Selain itu, di tahun yang sama pada tahun 2015 dan pada tahun 2016, Pemerintah Kabupaten Bengkayang secara aktif mengirimkan anak muda Kabupaten Bengkayang untuk menempuh studi kepariwisataan, hospitality, serta industri perjalanan di Sekolah Tinggi Pariwisata Nusa Dua Bali dan Universitas Kristen Satya Wacana yang berlokasi di Kota Salatiga Jawa Tengah.
Adapun output yang diharapkan dari agenda tersebut adalah dapat mempersiapkan sumber daya manusia dalam bidang pariwisata yang turut serta dalam upaya membangun Kabupaten Bengkayang sebagai destinasi pariwisata unggulan.
Jika kita merujuk pada dokumen RIPPARDA Kabupaten Bengkayang dapat diketahui bahwa terdapat 83 daya tarik wisata yang sudah teridentifikasi pada tahun 2014.
Hal ini menunjukan bahwa potensi pengembangan Kabupaten Bengkayang sebagai destinasi pariwisata unggulan di Kalimantan Barat sangatlah mungkin untuk diwujudkan.
Pertanyaannya! Siapkah stakeholder pariwisata membangun dan mengembangkan Kabupaten Bengkayang sebagai destinasi pariwisata unggulan?
***
Referensi Penulisan:
Undang-Undang Nomor 10 Tahun 2009 Tentang Kepariwisataan
Rencana Induk Pengembangan Pariwisata Daerah Kabupaten Bengkayang
https://www.indonesia-investments.com/id/bisnis/industrisektor/pariwisata/item6051
Sejarah
https://travel.kompas.com/read/2019/10/23/104726127/apa-itu-10-destinasi-wisata-prioritas-tugas-lama-untuk-wishnutama?page=all
Reski Amalya,dkk. 2016. Peran Stakeholder Pariwisata Dalam Pengembangan Pulau Samalona Sebagai Destinasi Wisata Bahari. Jurnal Administrasi Bisnis.
Rila Hilma. 2013. Peran Pemerintah Dalam Perencanaan Pembangunan Lapangan Golf Kintamani Dengan Prinsip Pariwisata Berkelanjutan. Binus Business Review Vol 4
Tri Yuniningsih,dkk. 2019. Model Pentahelix Dalam Pengembangan Pariwisata di Kota Semarang. Journal of Public Sector Innovation Vol 3
Sumber gambar: https://kalbar.antaranews.com/
***
Bionarasi
Jery Christianto, S.Tr.Par dilahirkan di Serukam pada 18 Januari 1998.
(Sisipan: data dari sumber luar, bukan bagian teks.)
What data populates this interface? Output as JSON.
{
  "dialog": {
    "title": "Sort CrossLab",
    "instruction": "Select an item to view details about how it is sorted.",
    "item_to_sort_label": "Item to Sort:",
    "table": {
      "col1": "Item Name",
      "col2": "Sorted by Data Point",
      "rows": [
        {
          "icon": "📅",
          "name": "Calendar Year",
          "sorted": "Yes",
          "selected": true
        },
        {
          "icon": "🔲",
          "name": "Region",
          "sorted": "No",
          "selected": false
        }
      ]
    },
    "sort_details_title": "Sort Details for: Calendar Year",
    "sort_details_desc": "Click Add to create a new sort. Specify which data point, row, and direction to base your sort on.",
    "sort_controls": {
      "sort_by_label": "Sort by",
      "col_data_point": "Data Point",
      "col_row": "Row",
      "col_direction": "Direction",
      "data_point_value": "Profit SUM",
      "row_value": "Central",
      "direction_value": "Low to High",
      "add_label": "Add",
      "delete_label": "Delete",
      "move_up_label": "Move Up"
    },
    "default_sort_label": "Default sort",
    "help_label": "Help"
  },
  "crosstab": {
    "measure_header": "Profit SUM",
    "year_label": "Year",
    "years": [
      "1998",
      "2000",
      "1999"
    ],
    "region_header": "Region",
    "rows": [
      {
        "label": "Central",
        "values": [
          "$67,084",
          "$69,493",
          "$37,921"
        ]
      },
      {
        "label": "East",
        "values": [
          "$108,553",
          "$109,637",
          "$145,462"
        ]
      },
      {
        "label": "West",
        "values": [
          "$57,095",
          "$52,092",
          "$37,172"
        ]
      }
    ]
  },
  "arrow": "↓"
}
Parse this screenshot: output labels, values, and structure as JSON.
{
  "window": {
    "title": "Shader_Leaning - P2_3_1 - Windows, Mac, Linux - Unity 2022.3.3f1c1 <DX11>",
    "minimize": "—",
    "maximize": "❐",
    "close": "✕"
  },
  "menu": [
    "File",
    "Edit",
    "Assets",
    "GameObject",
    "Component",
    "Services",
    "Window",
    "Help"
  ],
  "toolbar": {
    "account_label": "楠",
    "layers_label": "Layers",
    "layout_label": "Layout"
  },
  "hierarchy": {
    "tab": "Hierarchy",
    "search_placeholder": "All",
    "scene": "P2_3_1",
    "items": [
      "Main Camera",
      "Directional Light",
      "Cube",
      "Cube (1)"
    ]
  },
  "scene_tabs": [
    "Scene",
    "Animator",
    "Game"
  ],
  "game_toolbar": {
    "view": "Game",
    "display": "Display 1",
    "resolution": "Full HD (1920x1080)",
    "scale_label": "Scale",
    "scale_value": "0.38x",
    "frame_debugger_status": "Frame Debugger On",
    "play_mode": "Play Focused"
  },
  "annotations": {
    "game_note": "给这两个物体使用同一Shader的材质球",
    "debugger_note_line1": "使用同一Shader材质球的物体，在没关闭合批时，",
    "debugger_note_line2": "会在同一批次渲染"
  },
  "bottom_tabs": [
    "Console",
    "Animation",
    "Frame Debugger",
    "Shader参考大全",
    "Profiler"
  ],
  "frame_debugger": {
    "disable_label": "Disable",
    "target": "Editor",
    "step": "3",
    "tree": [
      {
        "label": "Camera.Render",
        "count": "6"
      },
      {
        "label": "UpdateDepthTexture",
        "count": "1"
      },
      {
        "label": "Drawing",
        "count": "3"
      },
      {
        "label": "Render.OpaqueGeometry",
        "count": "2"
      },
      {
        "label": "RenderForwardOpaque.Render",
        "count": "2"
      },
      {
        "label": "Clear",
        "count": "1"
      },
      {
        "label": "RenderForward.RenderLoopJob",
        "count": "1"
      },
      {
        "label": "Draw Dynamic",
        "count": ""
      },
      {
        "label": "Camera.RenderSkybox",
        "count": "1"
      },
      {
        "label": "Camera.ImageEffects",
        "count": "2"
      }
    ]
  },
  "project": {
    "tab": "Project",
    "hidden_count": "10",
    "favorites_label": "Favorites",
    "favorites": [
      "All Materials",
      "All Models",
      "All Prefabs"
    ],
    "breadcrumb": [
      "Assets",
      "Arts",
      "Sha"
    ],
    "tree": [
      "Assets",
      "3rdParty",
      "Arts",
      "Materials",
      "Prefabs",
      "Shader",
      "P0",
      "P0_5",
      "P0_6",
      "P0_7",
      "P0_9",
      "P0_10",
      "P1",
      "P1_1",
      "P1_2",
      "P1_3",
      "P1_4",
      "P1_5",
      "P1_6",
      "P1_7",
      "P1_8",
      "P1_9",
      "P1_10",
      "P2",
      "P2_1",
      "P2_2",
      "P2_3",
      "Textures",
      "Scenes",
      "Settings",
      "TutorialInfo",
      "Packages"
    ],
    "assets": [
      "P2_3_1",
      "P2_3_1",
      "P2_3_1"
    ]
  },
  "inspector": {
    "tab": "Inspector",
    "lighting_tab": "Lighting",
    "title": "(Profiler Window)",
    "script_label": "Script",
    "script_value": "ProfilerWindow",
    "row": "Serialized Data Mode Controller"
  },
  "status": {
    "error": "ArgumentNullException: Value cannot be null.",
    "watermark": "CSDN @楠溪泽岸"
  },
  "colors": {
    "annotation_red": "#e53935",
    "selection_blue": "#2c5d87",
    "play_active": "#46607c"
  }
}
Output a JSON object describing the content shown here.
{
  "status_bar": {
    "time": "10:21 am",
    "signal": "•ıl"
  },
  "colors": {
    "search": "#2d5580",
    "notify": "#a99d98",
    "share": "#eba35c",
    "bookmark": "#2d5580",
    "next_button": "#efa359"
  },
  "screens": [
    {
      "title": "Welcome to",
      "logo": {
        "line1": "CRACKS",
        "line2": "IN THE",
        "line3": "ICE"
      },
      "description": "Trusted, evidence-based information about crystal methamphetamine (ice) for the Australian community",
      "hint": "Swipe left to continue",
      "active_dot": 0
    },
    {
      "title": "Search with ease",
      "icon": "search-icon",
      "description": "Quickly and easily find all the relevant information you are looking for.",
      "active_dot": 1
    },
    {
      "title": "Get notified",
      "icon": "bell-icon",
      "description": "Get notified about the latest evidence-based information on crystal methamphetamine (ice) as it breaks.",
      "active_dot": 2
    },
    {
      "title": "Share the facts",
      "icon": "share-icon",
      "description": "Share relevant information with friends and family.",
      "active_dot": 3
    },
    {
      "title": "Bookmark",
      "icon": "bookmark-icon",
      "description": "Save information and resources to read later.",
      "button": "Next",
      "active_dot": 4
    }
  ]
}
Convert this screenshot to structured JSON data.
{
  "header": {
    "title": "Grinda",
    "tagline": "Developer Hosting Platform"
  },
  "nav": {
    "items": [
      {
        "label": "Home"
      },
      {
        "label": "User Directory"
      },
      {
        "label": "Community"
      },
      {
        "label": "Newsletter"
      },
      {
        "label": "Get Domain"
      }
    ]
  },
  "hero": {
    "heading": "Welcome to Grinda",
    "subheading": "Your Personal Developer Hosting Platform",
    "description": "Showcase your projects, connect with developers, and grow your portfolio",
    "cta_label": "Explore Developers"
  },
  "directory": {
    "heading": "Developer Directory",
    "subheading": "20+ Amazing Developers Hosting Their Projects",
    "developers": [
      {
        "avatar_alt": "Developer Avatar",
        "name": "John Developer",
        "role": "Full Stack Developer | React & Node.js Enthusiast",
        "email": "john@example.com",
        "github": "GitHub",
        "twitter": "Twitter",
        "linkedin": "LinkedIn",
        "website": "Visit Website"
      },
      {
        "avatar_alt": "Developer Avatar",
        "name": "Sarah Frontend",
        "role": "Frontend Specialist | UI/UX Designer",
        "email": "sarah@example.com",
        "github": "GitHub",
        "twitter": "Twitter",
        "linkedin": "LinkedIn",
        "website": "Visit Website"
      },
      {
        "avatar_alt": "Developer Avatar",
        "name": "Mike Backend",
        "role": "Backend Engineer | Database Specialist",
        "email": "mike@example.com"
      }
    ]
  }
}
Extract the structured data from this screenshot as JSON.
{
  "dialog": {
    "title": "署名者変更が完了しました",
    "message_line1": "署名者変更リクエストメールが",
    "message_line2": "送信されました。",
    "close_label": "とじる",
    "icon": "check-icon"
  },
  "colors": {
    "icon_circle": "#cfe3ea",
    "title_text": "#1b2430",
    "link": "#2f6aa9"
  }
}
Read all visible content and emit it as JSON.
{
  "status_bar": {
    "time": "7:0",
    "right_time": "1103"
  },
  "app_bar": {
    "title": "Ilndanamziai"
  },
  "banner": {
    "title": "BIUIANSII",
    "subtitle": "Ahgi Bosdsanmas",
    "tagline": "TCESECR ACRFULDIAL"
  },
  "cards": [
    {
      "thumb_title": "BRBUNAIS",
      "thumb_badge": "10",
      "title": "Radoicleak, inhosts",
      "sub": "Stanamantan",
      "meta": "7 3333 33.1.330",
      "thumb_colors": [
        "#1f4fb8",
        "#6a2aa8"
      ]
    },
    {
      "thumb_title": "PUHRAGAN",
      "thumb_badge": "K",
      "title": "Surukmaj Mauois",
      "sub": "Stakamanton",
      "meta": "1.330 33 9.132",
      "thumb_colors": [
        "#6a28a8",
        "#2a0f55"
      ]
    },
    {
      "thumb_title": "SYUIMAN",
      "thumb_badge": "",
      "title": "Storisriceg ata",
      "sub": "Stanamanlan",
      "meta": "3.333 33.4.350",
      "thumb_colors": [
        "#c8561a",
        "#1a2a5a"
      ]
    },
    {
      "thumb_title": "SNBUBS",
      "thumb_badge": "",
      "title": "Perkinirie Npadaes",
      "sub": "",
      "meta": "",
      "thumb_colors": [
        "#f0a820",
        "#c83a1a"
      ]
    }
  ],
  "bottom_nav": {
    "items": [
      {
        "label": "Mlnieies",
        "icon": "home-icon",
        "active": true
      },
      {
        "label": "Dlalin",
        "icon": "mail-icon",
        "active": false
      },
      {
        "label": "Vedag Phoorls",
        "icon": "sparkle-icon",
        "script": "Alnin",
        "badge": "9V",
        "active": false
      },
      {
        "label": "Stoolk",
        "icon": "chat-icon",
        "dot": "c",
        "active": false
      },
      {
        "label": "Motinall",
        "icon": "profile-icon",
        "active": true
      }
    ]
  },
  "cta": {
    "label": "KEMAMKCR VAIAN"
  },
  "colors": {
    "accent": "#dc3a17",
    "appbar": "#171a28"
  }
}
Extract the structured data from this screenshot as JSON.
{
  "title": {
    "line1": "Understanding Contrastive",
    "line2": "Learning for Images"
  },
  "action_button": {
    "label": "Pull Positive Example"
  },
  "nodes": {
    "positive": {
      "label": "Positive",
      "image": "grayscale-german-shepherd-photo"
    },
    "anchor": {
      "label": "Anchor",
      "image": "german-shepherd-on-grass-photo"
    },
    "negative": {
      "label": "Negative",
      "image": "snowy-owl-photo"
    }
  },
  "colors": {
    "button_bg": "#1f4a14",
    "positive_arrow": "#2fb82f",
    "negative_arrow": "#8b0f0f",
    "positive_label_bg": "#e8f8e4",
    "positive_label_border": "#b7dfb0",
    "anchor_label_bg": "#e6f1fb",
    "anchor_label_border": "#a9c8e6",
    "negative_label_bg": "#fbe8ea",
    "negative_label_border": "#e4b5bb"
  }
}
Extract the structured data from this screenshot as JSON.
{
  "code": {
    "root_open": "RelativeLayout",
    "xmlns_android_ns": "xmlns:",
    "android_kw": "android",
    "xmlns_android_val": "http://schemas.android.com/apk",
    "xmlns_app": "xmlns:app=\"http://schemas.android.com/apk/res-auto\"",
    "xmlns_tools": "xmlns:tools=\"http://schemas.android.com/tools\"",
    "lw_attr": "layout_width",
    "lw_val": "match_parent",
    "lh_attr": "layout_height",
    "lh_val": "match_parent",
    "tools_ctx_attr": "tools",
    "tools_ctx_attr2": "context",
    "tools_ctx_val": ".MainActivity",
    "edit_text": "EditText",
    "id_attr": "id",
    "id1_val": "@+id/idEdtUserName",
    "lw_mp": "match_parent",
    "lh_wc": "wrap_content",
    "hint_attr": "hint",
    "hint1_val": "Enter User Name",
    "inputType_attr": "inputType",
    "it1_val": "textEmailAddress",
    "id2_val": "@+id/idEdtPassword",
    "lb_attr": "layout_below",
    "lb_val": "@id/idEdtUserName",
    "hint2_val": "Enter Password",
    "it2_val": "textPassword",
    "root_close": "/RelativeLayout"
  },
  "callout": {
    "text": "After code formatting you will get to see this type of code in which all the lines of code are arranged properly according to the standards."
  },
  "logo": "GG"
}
Lulusan terbaik kedua Program Studi Manajemen Kepariwisataan di Sekolah Tinggi Pariwisata Nusa Dua Bali angkatan 2015.
Saat ini sedang melanjutkan pendidikan di Program Magister Perencanaan Kepariwisataan, Sekolah Arsitektur, Perencanaan, dan Pengembangan Kebijakan, Institut Teknologi Bandung.
Cita-cita ke depan adalah ingin berkarir sebagai seorang akademisi/dosen serta praktisi di bidang perencanaan pembangunan dan pengembangan kepariwisataan.